Daniel inclined his head in thanks.
“You,” she said, turning to Reisen, who seemed to be trying hard not to smile as the small human female put them both in their respective places. “I know you want to help Serai. But I need you, too. Can we compromise? You help me today and tonight, and then we’ll both find Daniel and Serai and help them. Both objectives met, and Melody doesn’t get killed while trying to rob a bank all by herself.”
“I will not let anything happen to you,” Reisen said, his eyes flashing again.
Daniel thought about the arrogance in the warrior’s voice, and a realization came to him. “Is it
Lord
Reisen, by any chance?”
Reisen nodded, though bitterness was evident in the hard lines of his face. “It was. Reisen of Mycenae. But I thought I knew a better path for Atlantis, and my error cost me everything.”
“You attempted a coup, or so I heard,” Daniel said.
“Conlan had been gone, prisoner to your evil goddess Anubisa, for seven long years. I thought he was dead, and Atlantis deserved real leadership, not a group of shell-shocked warriors waiting for a dead prince to return,” Reisen said, each word falling like a chunk of granite to the table.
“But he was alive,” Daniel said, stating the obvious, realizing how much it must have cost the warrior to realize he’d been wrong.
“He was alive,” Reisen agreed. “And so a coup became treachery, and I lost a hand in the process. No less than I deserve, or so most of Atlantis thinks.”
“Then they suck. I’m sure you did what you thought was best,” Melody said hotly. “What else can any of us do, especially in these crazy times? I’m one of the worst cyber criminals in the world, probably, and do you think I ever envisioned a life of crime? No, no, and no. But what I do is crucial to the rebel cause, and a little threat like a life sentence in Alcatraz isn’t going to stop me.”
“I don’t think they use Alcatraz to house prisoners anymore. It’s a tourist attraction now,” Daniel pointed out, trying to help the obviously distraught woman.
She rolled her eyes. “
So
missing the point, dude. Anyway, we need to go. Like, now. Our meet with the woman from the bank is coming up soon. We’ll be in touch as soon as we can.”
She dug around in her ever-present backpack for a while and then handed him a small phone. “Untraceable, disposable cell. Not much use in the canyons, of course, but my number is programmed in.”

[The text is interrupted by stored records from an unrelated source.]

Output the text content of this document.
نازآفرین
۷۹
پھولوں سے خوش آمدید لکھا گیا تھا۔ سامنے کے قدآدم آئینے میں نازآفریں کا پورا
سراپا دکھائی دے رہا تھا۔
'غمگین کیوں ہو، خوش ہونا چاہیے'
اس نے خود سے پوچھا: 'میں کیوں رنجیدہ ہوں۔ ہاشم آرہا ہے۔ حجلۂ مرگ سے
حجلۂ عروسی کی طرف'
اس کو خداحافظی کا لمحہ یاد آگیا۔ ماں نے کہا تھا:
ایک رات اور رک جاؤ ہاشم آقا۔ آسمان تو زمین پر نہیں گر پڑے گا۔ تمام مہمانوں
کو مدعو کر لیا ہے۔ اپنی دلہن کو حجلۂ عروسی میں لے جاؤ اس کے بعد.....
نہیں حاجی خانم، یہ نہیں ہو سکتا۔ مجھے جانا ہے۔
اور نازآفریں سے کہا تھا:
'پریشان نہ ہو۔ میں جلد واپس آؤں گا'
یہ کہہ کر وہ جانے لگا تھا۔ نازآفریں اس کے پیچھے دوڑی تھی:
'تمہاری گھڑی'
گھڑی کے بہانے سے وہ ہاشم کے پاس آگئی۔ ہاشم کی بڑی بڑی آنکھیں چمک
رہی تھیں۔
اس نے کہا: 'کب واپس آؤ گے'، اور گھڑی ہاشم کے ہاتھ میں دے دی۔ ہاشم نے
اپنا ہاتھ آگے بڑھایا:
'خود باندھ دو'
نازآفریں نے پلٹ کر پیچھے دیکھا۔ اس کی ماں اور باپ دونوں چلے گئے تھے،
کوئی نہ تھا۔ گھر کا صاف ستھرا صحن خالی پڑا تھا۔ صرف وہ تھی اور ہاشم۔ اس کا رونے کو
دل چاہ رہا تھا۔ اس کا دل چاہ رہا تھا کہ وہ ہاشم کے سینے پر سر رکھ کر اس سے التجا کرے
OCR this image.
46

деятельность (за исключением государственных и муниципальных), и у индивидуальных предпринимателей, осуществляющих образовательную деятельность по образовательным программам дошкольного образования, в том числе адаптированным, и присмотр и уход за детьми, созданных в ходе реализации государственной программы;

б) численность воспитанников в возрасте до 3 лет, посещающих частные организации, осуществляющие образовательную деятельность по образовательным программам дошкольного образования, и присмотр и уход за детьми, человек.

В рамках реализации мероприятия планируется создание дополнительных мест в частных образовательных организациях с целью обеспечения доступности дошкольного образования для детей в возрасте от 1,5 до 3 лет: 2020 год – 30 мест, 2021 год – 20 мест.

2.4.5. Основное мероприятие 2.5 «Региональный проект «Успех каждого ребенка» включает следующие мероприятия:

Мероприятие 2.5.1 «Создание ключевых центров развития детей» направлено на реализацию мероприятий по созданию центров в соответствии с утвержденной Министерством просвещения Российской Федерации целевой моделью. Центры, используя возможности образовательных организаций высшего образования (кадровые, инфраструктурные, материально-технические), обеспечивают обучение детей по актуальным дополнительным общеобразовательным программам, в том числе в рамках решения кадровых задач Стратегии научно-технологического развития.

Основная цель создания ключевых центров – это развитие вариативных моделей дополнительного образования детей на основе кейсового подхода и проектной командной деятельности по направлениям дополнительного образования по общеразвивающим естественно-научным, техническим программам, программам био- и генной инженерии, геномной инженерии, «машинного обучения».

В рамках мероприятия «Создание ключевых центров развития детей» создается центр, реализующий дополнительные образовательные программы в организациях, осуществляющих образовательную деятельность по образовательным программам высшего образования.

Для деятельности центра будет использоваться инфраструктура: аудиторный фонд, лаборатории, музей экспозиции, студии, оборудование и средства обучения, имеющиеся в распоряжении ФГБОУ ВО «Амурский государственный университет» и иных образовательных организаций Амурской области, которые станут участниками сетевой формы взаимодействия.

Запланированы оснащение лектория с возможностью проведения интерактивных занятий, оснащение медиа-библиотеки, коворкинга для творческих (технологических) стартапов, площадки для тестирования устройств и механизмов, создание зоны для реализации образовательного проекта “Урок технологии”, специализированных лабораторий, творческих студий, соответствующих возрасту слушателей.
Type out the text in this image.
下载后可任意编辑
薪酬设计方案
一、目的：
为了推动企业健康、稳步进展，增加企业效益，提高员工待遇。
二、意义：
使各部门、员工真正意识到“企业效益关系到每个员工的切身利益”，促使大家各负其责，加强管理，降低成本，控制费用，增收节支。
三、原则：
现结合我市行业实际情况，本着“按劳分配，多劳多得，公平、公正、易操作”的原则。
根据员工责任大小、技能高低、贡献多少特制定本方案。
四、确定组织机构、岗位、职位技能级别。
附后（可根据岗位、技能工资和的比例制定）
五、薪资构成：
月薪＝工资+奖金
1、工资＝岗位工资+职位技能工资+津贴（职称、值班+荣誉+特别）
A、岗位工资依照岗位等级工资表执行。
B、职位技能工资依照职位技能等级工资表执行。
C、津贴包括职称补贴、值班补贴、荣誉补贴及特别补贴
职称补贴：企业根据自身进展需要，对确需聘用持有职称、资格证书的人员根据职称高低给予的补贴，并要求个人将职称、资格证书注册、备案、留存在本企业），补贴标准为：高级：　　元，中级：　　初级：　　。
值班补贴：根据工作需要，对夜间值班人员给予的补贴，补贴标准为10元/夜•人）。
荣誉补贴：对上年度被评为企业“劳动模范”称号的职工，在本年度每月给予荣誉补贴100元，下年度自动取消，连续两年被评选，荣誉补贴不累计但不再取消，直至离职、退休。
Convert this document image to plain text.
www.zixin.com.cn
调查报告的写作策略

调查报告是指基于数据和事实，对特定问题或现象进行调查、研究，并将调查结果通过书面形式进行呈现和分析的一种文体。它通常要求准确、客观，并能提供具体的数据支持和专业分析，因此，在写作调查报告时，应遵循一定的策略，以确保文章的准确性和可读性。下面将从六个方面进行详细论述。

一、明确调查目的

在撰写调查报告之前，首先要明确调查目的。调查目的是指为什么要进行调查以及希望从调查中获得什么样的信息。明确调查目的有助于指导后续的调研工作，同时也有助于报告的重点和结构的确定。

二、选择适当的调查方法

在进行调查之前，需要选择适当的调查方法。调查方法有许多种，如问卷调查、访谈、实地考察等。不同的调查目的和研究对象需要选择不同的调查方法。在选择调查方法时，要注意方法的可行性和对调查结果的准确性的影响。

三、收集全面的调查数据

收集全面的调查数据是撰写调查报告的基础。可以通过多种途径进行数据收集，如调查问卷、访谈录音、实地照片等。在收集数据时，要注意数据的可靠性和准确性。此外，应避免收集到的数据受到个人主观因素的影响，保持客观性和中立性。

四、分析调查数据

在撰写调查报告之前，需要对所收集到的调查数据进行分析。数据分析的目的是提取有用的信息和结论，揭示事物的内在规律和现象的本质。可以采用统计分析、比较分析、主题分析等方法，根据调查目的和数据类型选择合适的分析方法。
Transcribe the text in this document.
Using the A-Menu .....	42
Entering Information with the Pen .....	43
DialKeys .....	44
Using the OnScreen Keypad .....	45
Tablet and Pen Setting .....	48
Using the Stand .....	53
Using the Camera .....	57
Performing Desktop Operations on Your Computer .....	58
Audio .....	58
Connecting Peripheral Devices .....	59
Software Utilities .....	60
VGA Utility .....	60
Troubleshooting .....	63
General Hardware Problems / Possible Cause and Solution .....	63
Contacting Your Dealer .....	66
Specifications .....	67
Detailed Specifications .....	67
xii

“I can contact Serai on the Atlantean shared mental pathway, if that is possible between us,” Reisen said, and Daniel quashed a momentary pang of jealousy at the idea. Of course her fellow Atlanteans would be able to communicate with her in ways that Daniel never could. It was perfectly reasonable.
It was his own problem that “perfectly reasonable” was stabbing him in the gut.
“Good luck to you. I hope your meeting is successful. It would be very helpful to discover who exactly is involved in this scheme.”
They stood, and Melody picked up the remaining cup of coffee and the bag of pastries and held them out to Daniel. “Take these for Serai, okay? And tell her . . . tell her I’d like to get to know her. I bet she could use a girlfriend, since hers are all, well, you know what I mean.”
“I’m sure she could. Thank you.”
Daniel headed back to his hotel room, where Serai hopefully still slept. So many strange alliances and friendships had formed during the course of the rebellion. Life and hope always found a way, and perhaps it had taken one small human with blue-tipped hair and far too much makeup to remind him of that.
It wouldn’t be the strangest thing to have happened to him since that fateful day when Atlantis was attacked. Not by a long shot.